There are, of course, advantages and disadvantages to immediate needs annuities:

Benefits of an immediate needs annuity

The main benefit of an immediate needs annuity is the reassurance that you or your loved ones care needs will be funded for as long as you need.

On top of this, the money from the immediate needs annuity is paid directly to your care provider, so isn’t taxed like other annuities as it’s not viewed as part of your income.

Most plans are also designed to increase with inflation or by a regular amount in order to keep up with rising care costs.

Drawbacks of an immediate needs annuity

As with any kind of annuity, an immediate needs annuity is a big commitment. After a brief cooldown period (usually 30 days) during which you can opt to back out, you’ll be locked into your plan. This means that you can’t cancel if you change your mind and want your lump sum back.

An immediate needs annuity can also be a bit of a gamble if you don’t know how long you’ll be in care for. It can be very good value if you end up staying for a long time – however, if you die after only a few years, or you unexpectedly stop needing care, you may make back far less in care payments than you spent on the plan in the first place, and end up losing a big part of your estate for nothing. This is a major reason to consider paying extra for a capital protection clause, which will refund your lump sum to your family if you die very early on after buying the plan.

Finally, you should be aware that being on an immediate needs annuity might make you ineligible for certain means-tested state benefits, depending on how high the payments are.

Who offers immediate needs annuities in the UK?
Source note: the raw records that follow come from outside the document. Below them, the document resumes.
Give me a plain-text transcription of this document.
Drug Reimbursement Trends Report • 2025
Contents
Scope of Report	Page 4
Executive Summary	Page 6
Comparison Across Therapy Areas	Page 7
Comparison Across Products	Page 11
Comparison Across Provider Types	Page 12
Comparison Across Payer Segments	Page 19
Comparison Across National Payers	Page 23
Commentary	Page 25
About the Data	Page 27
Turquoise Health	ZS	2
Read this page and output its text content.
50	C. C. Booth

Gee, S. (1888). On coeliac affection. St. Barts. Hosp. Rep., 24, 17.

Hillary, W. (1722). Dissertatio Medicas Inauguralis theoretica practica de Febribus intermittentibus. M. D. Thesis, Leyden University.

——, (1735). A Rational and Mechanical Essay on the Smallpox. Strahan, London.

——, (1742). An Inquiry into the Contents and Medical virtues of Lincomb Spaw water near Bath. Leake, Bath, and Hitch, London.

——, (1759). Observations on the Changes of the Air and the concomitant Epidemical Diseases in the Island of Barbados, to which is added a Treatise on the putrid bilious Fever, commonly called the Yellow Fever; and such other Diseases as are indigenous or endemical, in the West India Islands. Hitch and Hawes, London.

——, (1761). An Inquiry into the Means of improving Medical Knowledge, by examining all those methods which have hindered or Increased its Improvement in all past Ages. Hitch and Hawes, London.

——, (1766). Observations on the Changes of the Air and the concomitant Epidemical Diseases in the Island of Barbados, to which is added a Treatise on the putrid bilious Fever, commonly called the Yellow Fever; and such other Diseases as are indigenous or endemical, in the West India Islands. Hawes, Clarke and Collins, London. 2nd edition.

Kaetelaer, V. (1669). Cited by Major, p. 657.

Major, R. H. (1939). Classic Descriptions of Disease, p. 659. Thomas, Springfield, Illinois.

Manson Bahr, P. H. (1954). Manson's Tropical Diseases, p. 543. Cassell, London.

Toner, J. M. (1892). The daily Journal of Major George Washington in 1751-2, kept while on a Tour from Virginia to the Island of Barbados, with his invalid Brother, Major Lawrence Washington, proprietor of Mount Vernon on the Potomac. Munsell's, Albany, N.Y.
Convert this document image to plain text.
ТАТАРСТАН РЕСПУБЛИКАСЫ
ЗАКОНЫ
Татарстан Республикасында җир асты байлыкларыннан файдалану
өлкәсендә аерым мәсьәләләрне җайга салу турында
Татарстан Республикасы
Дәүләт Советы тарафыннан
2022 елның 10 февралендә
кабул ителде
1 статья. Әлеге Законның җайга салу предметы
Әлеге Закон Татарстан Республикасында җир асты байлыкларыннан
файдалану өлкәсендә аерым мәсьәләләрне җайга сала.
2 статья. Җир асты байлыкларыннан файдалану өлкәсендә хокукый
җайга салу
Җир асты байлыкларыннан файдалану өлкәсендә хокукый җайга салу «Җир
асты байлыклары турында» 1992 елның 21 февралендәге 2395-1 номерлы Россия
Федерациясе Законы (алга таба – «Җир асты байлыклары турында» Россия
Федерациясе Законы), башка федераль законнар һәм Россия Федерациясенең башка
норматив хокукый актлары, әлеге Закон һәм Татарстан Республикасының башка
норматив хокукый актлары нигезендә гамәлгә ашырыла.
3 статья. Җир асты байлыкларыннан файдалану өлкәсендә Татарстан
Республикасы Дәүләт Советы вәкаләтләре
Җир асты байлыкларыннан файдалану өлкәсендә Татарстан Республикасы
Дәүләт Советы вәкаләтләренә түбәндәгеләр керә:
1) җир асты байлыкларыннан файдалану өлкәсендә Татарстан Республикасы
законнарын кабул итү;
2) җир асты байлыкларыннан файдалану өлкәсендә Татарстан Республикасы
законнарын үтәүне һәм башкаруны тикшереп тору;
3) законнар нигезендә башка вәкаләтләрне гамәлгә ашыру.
Immediate needs annuities are a specialist insurance policy, so they are only offered by a few UK insurers, including:

How do I find a good immediate needs annuity plan?

As with any type of annuity, it’s really important to shop around and seek out the best rates – picking the wrong plan could see you effectively throwing away thousands of pounds. If you aren’t sure which annuity to go for, or whether an annuity product is right for you, seek professional financial advice on your specific circumstances. Buying an annuity is a huge financial commitment, so having an expert’s point of view can be very valuable.